You demonstrate a solid understanding of software engineering principles throughout the software development lifecycle, including coding standards, code reviews, security protocols, source control, build processes, automated testing, deployment, monitoring, chaos engineering, and self-healing operations. You are proficient with tools and technologies such as CloudFormation, Terraform, New Relic, AWS Lambda, Serverless architecture, Elasticsearch, Docker, Kubernetes, Spark, Flink, Jenkins, GitHub, Artifactory, and Jira.
Your strong analytical and problem-solving skills, combined with effective verbal and written communication, enable you to lead production incident responses and postmortems successfully.

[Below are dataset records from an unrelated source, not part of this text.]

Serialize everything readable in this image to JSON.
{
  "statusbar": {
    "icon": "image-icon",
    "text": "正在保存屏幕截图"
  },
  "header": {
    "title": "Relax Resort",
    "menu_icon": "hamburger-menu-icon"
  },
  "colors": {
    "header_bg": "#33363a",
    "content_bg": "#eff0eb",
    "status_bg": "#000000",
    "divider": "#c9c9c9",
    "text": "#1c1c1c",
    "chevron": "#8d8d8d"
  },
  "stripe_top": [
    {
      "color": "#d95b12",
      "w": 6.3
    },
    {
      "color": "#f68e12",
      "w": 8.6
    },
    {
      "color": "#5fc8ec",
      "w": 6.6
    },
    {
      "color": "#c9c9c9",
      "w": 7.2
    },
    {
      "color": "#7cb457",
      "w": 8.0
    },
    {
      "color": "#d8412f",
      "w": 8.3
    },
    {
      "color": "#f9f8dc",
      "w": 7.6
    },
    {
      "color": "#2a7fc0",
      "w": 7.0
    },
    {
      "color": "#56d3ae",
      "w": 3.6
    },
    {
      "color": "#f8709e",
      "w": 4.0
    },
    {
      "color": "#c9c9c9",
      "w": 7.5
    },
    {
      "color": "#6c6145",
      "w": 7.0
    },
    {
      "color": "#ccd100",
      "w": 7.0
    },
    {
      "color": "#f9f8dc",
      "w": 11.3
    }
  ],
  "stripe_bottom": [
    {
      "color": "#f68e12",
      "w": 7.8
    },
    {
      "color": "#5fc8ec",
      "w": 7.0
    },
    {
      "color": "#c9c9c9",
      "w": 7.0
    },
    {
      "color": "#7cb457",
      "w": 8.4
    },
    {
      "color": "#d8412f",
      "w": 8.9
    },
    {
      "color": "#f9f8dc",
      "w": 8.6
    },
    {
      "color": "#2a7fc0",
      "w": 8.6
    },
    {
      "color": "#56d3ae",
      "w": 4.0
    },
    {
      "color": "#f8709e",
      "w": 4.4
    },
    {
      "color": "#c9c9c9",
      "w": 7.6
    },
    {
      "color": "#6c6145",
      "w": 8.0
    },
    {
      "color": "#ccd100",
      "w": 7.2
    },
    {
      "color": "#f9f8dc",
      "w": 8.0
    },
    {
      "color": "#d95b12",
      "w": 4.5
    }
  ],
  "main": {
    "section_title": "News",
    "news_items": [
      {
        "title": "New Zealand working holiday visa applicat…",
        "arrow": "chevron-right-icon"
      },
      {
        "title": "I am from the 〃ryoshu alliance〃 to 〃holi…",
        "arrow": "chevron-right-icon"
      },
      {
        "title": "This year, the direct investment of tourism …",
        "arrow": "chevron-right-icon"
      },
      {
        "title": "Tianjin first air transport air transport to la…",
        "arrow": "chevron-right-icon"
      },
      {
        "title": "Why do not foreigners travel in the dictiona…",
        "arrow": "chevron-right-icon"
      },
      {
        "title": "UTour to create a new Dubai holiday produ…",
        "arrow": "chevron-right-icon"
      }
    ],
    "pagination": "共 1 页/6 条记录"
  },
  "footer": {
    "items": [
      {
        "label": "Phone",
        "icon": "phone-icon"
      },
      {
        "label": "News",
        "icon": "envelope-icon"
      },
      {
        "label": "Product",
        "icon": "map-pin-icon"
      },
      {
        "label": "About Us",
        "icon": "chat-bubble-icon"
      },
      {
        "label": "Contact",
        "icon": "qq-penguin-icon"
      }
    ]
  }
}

What to Expect as a Member of the SRE Team at WatchGuard:
The SRE team at WatchGuard is responsible for ensuring the reliability and security of our production cloud environments, collaborating closely with application development teams to deliver exceptional customer experiences. As you familiarize yourself with our systems, your responsibilities will include:
- Collaborating with development teams to ensure seamless production operations and managing large-scale event responses.
- Establishing operational and security policies, standards, and processes for development teams.
- Assisting development teams in defining, monitoring, and achieving their service level agreements through well-defined service level indicators and objectives.
A Typical Day in the Life of a Site Reliability Developer on the SRE Team at WatchGuard:
As a Site Reliability Developer at WatchGuard, your daily activities might involve:
- Working collaboratively with application teams in production environments across AWS, Azure, and hybrid cloud infrastructures to ensure effective monitoring, security, reliability, automation, and support.
- Promoting a culture of operational excellence through simplification, automation, analysis, and process evolution.
- Advocating for security and operational best practices to establish your reputation as a cloud expert among our diverse global development teams.
- Striving for the best possible customer experience, even during challenges, by actively participating in incident management and resolution efforts.